Uma grande dúvida no Congresso: o senador Aécio Neves, que nunca esteve na oposição, como vai se sair nesse novo papel? É importante saber, porque sua carreira depende disso.

 Carlos Newton

 Aécio Neves chega ao Senado Federal no próximo dia 31, envolvido na brutal expectativa de ser um dos líderes da bancada da oposição (PSDB-DEM e PPS), caso realmente deseje disputar a Presidência em 2014.

Vai encontrar no Senado uma oposição fraca e vacilante, que perdeu suas principais figuras – Arthur Virgilio (PSDB-AM), Tasso Jereissati (PSDB-CE), Mão Santa (PMDB-PI) e Heráclito Fortes (DEM-PI) – e hoje está restrita à liderança isolada do senador José Agripino Maia (DEM-RN), com reforço de Aluizio Nunes Ferreira (PSDB-SP) e Roberto Requião (PMDB-PR), que certamente não vai aderir ao governo e terá atuação independente, ao seu estilo.

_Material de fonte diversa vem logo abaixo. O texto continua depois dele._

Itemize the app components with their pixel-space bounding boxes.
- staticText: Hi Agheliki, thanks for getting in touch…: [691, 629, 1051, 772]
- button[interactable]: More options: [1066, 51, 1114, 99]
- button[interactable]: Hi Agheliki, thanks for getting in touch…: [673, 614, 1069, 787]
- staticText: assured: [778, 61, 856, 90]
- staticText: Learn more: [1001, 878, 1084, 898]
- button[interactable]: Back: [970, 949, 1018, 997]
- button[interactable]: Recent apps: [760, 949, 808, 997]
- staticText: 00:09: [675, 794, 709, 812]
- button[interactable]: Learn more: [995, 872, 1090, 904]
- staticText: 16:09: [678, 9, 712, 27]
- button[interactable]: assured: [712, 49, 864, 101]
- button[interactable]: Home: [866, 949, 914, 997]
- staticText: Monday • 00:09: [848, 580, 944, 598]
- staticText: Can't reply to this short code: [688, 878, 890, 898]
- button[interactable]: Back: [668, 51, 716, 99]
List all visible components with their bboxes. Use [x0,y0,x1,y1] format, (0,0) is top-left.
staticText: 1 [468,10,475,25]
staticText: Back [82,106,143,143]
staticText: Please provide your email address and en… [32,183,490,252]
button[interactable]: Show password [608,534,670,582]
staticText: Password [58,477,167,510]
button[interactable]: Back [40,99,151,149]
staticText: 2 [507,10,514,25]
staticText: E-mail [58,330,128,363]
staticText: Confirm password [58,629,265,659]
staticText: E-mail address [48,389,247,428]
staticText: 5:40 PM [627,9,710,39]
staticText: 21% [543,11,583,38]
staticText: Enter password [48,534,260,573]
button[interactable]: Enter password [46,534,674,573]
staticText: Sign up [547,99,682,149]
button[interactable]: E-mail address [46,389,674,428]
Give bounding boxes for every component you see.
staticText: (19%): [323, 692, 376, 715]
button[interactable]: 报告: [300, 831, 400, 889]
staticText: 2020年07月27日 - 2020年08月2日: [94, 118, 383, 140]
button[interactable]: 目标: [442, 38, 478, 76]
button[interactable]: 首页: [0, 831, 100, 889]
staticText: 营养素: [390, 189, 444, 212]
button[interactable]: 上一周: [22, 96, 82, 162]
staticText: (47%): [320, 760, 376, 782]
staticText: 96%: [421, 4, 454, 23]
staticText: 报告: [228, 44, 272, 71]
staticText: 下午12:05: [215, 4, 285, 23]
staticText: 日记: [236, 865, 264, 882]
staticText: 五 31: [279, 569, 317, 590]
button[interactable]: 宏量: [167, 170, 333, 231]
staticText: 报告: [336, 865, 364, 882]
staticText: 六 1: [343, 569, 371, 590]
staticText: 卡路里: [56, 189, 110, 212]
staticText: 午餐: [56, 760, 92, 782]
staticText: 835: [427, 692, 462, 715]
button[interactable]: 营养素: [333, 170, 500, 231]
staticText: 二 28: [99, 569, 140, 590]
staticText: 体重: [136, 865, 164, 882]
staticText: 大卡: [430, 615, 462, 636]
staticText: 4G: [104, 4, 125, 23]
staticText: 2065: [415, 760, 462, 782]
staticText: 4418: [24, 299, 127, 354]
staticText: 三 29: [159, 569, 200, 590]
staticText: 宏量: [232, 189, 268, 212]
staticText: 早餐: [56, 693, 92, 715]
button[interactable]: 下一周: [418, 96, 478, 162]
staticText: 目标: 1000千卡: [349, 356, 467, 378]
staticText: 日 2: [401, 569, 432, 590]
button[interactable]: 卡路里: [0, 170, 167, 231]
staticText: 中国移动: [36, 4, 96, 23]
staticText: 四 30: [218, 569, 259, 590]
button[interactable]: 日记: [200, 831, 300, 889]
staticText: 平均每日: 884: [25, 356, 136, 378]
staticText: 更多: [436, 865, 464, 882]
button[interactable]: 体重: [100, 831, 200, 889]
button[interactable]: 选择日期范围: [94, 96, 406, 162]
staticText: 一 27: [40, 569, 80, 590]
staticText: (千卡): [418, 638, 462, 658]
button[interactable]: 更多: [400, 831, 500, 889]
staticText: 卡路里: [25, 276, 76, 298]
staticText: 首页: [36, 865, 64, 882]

Participar de uma bancada de oposição é atividade nova para Aécio Neves. Em sua carreira política de mais de 25 anos, jamais foi realmente oposicionista. Depois de sua experiência como secretário do avô, Tancredo Neves, no governo de Minas Gerais, elegeu-se deputado federal constituinte em 1986 pelo PMDB, durante o governo Sarney, que também era do PMDB.

Em 25 de junho de 1988, foi criado o Partido da Social Democracia Brasileira (PSDB), e Aécio foi um dos fundadores. Mas, como o novo partido surgiu de uma dissidência do PMDB, nunca fez oposição de verdade ao governo Sarney.

No segundo mandato (1991-1995), Aécio nem teve tempo de se fazer oposição ao presidente Fernando Collor, porque estava mais preocupado em concorrer às eleições para prefeito de Belo Horizonte em 1992, que perdeu para o petista Patrus Ananias.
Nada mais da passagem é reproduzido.